Hikvision and Dahua surveillance systems are embedded across India’s critical infrastructure: railway stations, airports, power plants, and port terminals. For years, these two vendors dominated the market with cheap, feature-rich equipment available at scale—while scrutiny on where data went, and what firmware did once online, was limited.

Cameras Are No Longer Just Cameras

A modern CCTV system is a networked computing device. It runs firmware, processes video through onboard SoCs, connects to cloud platforms for storage and remote access, and often runs AI analytics like facial recognition, motion detection, and number-plate reading.

“A Computer With a Lens”

Functionally, it’s a computer with a lens. Like any computer, it is only as trustworthy as its code and chip design.


The Supply-Chain Contradiction

CP Plus as the Market Leader

India’s CCTV market is led by CP Plus, the flagship brand of Aditya Infotech, with roughly 21% market share. When the company went public in July 2025—raising Rs 1,300 crore—it leaned on “Make in India” and “national security,” citing the STQC certification framework as a structural tailwind.

The Prospectus Tells Another Story

But the filings show a complicated dependence: in FY25, around 24.7% of Aditya Infotech’s revenue (roughly Rs 770 crore) came from products supplied by Dahua, the world’s second-largest surveillance equipment maker.
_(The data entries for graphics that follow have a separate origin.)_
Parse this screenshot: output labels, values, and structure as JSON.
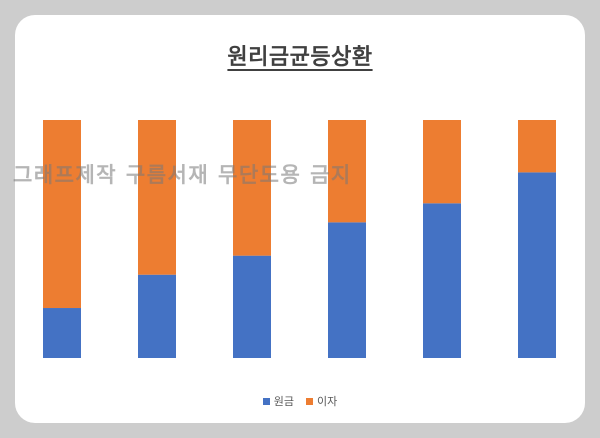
{
  "watermark": "그래프제작 구름서재 무단도용 금지",
  "colors": {
    "principal": "#4472c4",
    "interest": "#ed7d31"
  },
  "chart_data": {
    "type": "bar",
    "stacked": "percent",
    "title": "원리금균등상환",
    "categories": [
      "",
      "",
      "",
      "",
      "",
      ""
    ],
    "series": [
      {
        "name": "원금",
        "values": [
          0.21,
          0.35,
          0.43,
          0.57,
          0.65,
          0.78
        ]
      },
      {
        "name": "이자",
        "values": [
          0.79,
          0.65,
          0.57,
          0.43,
          0.35,
          0.22
        ]
      }
    ],
    "ylim": [
      0,
      1
    ],
    "grid": false,
    "legend": "bottom"
  }
}
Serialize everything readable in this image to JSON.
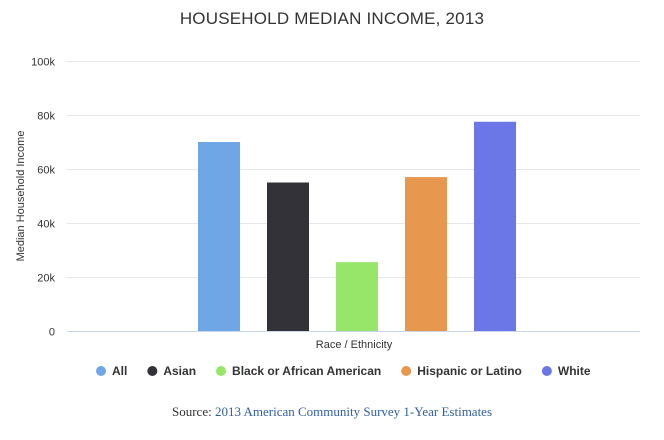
{
  "chart_data": {
    "type": "bar",
    "title": "HOUSEHOLD MEDIAN INCOME, 2013",
    "xlabel": "Race / Ethnicity",
    "ylabel": "Median Household Income",
    "ylim": [
      0,
      100000
    ],
    "yticks": [
      0,
      20000,
      40000,
      60000,
      80000,
      100000
    ],
    "ytick_labels": [
      "0",
      "20k",
      "40k",
      "60k",
      "80k",
      "100k"
    ],
    "grid": true,
    "legend_position": "bottom",
    "series": [
      {
        "name": "All",
        "value": 70000,
        "color": "#6fa6e6"
      },
      {
        "name": "Asian",
        "value": 55000,
        "color": "#323238"
      },
      {
        "name": "Black or African American",
        "value": 25500,
        "color": "#97e66a"
      },
      {
        "name": "Hispanic or Latino",
        "value": 57000,
        "color": "#e8974f"
      },
      {
        "name": "White",
        "value": 77500,
        "color": "#6b77e6"
      }
    ]
  },
  "source": {
    "prefix": "Source: ",
    "link_text": "2013 American Community Survey 1-Year Estimates"
  }
}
Historically, Aditya Infotech was Dahua’s exclusive distributor in India.

A Security Brand With Chinese Revenue

In effect, a company positioning itself as a pillar of indigenous security was deriving about a quarter of its sales from a Chinese supplier.

Gradual Reduction, Not Immediate Exit

That dependence declined over time—34% in FY22, 32% in FY23, 28% in FY24, and 25% in FY25—ending in practice as STQC rules took effect.
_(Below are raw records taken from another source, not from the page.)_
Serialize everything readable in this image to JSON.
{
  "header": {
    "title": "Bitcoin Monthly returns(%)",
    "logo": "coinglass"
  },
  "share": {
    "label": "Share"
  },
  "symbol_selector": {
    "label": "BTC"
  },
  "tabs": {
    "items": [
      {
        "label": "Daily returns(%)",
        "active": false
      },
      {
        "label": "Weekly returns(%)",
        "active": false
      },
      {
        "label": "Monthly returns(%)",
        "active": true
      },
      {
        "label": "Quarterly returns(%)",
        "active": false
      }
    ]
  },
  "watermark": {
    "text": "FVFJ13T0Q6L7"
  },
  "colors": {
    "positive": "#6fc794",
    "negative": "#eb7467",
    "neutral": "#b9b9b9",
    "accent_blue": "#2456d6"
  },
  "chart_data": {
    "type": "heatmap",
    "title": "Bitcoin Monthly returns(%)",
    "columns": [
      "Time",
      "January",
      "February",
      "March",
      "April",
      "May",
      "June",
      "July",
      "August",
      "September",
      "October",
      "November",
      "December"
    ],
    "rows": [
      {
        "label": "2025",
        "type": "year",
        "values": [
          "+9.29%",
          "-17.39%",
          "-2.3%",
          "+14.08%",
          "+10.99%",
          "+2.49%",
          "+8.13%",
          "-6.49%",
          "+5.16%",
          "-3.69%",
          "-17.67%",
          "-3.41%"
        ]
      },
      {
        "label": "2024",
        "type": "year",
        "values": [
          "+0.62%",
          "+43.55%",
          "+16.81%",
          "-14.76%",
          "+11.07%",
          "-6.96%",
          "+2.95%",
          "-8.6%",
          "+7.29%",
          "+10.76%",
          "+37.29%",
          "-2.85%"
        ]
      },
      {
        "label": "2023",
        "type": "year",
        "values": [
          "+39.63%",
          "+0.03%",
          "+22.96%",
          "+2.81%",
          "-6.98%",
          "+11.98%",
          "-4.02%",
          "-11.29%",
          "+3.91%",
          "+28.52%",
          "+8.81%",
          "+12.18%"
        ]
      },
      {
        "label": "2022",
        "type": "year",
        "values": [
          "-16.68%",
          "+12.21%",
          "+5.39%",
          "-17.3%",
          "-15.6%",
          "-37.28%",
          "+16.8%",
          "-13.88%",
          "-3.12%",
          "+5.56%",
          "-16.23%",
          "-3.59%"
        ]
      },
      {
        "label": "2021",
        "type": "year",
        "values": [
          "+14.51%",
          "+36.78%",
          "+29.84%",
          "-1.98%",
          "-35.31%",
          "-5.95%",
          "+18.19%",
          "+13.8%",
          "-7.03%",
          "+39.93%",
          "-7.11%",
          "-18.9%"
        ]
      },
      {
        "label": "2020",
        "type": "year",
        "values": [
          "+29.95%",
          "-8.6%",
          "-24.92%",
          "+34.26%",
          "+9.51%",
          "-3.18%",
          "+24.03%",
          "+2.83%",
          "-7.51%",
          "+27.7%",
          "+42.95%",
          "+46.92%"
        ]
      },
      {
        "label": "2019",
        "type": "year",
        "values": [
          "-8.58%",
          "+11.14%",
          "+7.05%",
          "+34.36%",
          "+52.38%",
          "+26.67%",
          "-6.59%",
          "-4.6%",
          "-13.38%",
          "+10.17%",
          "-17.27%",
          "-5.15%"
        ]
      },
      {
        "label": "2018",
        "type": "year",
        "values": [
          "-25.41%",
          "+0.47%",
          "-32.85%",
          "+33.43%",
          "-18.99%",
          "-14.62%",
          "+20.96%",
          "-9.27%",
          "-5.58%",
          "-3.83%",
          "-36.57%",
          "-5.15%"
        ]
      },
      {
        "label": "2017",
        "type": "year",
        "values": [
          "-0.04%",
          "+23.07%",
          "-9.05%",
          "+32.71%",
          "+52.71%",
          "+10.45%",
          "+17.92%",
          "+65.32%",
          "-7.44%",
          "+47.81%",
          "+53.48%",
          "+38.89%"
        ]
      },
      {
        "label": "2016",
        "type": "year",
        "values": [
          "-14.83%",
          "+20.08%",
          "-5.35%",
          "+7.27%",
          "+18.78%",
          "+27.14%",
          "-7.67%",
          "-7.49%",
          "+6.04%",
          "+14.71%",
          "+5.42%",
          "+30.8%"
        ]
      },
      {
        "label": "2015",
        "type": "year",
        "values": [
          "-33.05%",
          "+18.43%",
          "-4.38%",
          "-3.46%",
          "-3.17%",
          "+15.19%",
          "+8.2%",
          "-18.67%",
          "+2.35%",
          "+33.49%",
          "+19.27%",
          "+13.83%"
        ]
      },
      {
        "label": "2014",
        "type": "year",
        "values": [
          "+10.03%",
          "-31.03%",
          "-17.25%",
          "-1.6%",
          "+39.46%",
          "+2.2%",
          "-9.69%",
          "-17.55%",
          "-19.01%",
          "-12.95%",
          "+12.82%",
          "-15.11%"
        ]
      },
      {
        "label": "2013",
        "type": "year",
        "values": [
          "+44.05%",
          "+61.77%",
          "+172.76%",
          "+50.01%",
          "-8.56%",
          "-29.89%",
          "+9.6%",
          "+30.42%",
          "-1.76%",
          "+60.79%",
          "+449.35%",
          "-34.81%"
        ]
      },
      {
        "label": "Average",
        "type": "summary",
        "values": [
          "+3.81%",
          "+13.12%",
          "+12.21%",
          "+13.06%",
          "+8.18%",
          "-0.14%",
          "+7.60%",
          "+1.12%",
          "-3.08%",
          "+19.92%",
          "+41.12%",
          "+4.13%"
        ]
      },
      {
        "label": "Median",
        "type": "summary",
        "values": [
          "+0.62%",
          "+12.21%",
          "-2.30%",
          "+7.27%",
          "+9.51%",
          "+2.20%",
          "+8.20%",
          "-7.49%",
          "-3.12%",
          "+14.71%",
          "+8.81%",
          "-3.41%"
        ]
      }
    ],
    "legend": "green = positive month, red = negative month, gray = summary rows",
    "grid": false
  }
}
Growth Supported by Chinese Supply

The trajectory suggests something important: the leading Indian brand rose partly because it could scale with Chinese hardware, while building distribution and recall.

Materials Still Flow Through a China-Adjacent Chain

Supply-chain dependence also matters. A significant share of inputs comes via AIL Dixon (a joint venture involving Dixon Technologies and Aditya Infotech), which accounts for about 52% of materials consumed, with roughly 85% imported. Given China’s dominance in surveillance components and electronics manufacturing, a meaningful portion of inputs may come from Chinese or China-linked suppliers.
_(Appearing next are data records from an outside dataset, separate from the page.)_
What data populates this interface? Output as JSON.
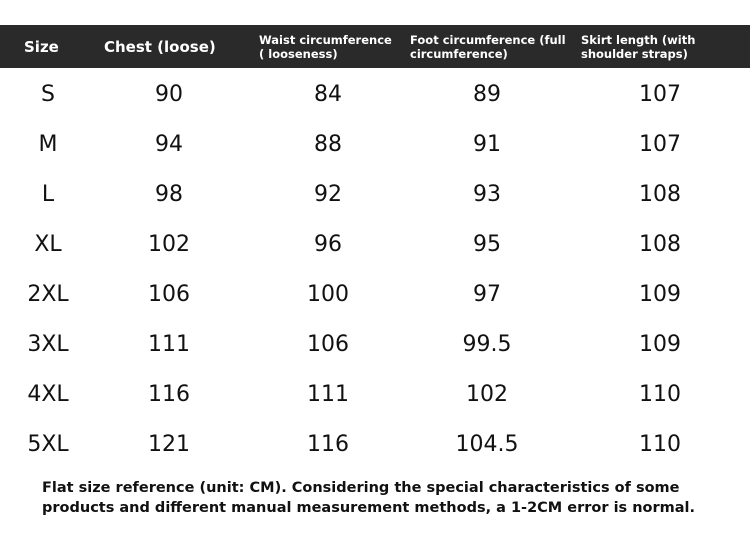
{
  "header": {
    "size": "Size",
    "chest": "Chest (loose)",
    "waist": "Waist circumference ( looseness)",
    "foot": "Foot circumference (full circumference)",
    "skirt": "Skirt length (with shoulder straps)"
  },
  "rows": [
    {
      "size": "S",
      "chest": "90",
      "waist": "84",
      "foot": "89",
      "skirt": "107"
    },
    {
      "size": "M",
      "chest": "94",
      "waist": "88",
      "foot": "91",
      "skirt": "107"
    },
    {
      "size": "L",
      "chest": "98",
      "waist": "92",
      "foot": "93",
      "skirt": "108"
    },
    {
      "size": "XL",
      "chest": "102",
      "waist": "96",
      "foot": "95",
      "skirt": "108"
    },
    {
      "size": "2XL",
      "chest": "106",
      "waist": "100",
      "foot": "97",
      "skirt": "109"
    },
    {
      "size": "3XL",
      "chest": "111",
      "waist": "106",
      "foot": "99.5",
      "skirt": "109"
    },
    {
      "size": "4XL",
      "chest": "116",
      "waist": "111",
      "foot": "102",
      "skirt": "110"
    },
    {
      "size": "5XL",
      "chest": "121",
      "waist": "116",
      "foot": "104.5",
      "skirt": "110"
    }
  ],
  "footnote": "Flat size reference (unit: CM). Considering the special characteristics of some products and different manual measurement methods, a 1-2CM error is normal.",
  "colors": {
    "header_bg": "#2a2a2a",
    "header_text": "#ffffff",
    "body_text": "#111111"
  }
}
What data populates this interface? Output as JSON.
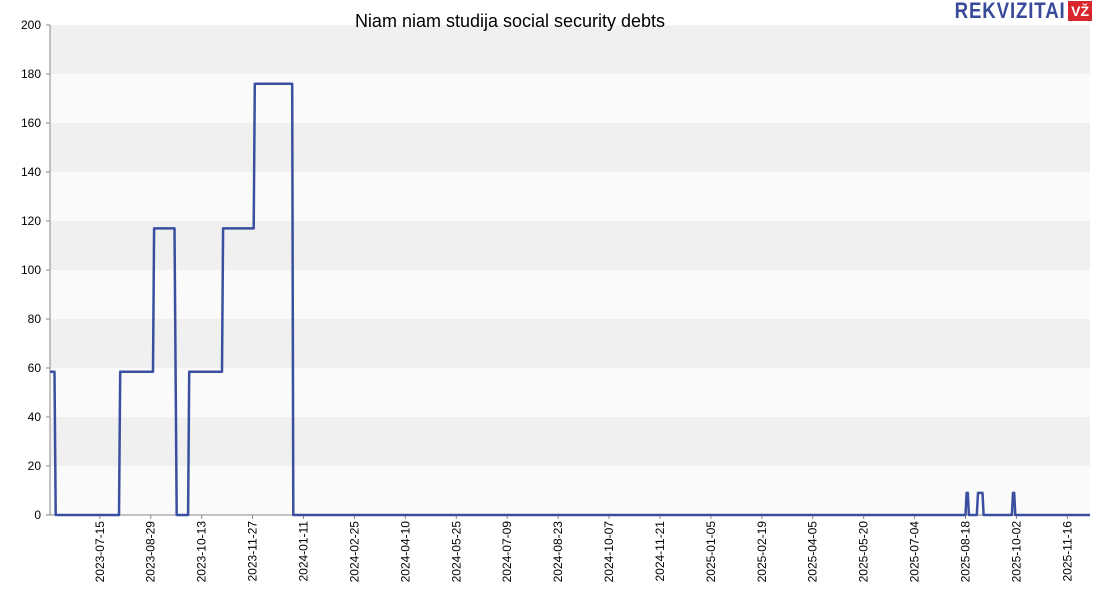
{
  "chart_data": {
    "type": "line",
    "title": "Niam niam studija social security debts",
    "ylim": [
      0,
      200
    ],
    "yticks": [
      0,
      20,
      40,
      60,
      80,
      100,
      120,
      140,
      160,
      180,
      200
    ],
    "xlim": [
      "2023-06-01",
      "2025-12-06"
    ],
    "xticks": [
      "2023-07-15",
      "2023-08-29",
      "2023-10-13",
      "2023-11-27",
      "2024-01-11",
      "2024-02-25",
      "2024-04-10",
      "2024-05-25",
      "2024-07-09",
      "2024-08-23",
      "2024-10-07",
      "2024-11-21",
      "2025-01-05",
      "2025-02-19",
      "2025-04-05",
      "2025-05-20",
      "2025-07-04",
      "2025-08-18",
      "2025-10-02",
      "2025-11-16"
    ],
    "grid": "horizontal bands",
    "series": [
      {
        "color": "#3a4f9f",
        "points": [
          [
            "2023-06-01",
            58.5
          ],
          [
            "2023-06-05",
            58.5
          ],
          [
            "2023-06-06",
            0
          ],
          [
            "2023-08-01",
            0
          ],
          [
            "2023-08-02",
            58.5
          ],
          [
            "2023-08-31",
            58.5
          ],
          [
            "2023-09-01",
            117
          ],
          [
            "2023-09-19",
            117
          ],
          [
            "2023-09-21",
            0
          ],
          [
            "2023-10-01",
            0
          ],
          [
            "2023-10-02",
            58.5
          ],
          [
            "2023-10-31",
            58.5
          ],
          [
            "2023-11-01",
            117
          ],
          [
            "2023-11-28",
            117
          ],
          [
            "2023-11-29",
            176
          ],
          [
            "2024-01-01",
            176
          ],
          [
            "2024-01-02",
            0
          ],
          [
            "2025-08-18",
            0
          ],
          [
            "2025-08-19",
            9
          ],
          [
            "2025-08-20",
            9
          ],
          [
            "2025-08-21",
            0
          ],
          [
            "2025-08-28",
            0
          ],
          [
            "2025-08-29",
            9
          ],
          [
            "2025-09-02",
            9
          ],
          [
            "2025-09-03",
            0
          ],
          [
            "2025-09-28",
            0
          ],
          [
            "2025-09-29",
            9
          ],
          [
            "2025-09-30",
            9
          ],
          [
            "2025-10-01",
            0
          ],
          [
            "2025-12-06",
            0
          ]
        ]
      }
    ]
  },
  "logo": {
    "word": "REKVIZITAI",
    "badge": "VŽ"
  }
}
This Dependency Didn’t Happen by Accident

The Engineering Phase Begins

The penetration of Chinese surveillance and IoT hardware into India—and globally—was not just free-market competition. It was engineered. And the engineering has entered a new phase.

China’s 2026–2028 IoT Action Plan

In mid-March 2026, nine central Chinese ministries jointly released a new action plan for China’s IoT industry covering 2026–2028. It builds on directives dating back to 2009, when Beijing designated IoT as a “strategic emerging industry” and a “commanding heights” driver of industrial competition.

From Gadgets to Cyber-Physical Control

This plan defines IoT not as consumer tech, but as a total cyber-physical environment—aimed at “ubiquitous intelligent connections among people, machines, and things,” linking the digital and physical worlds.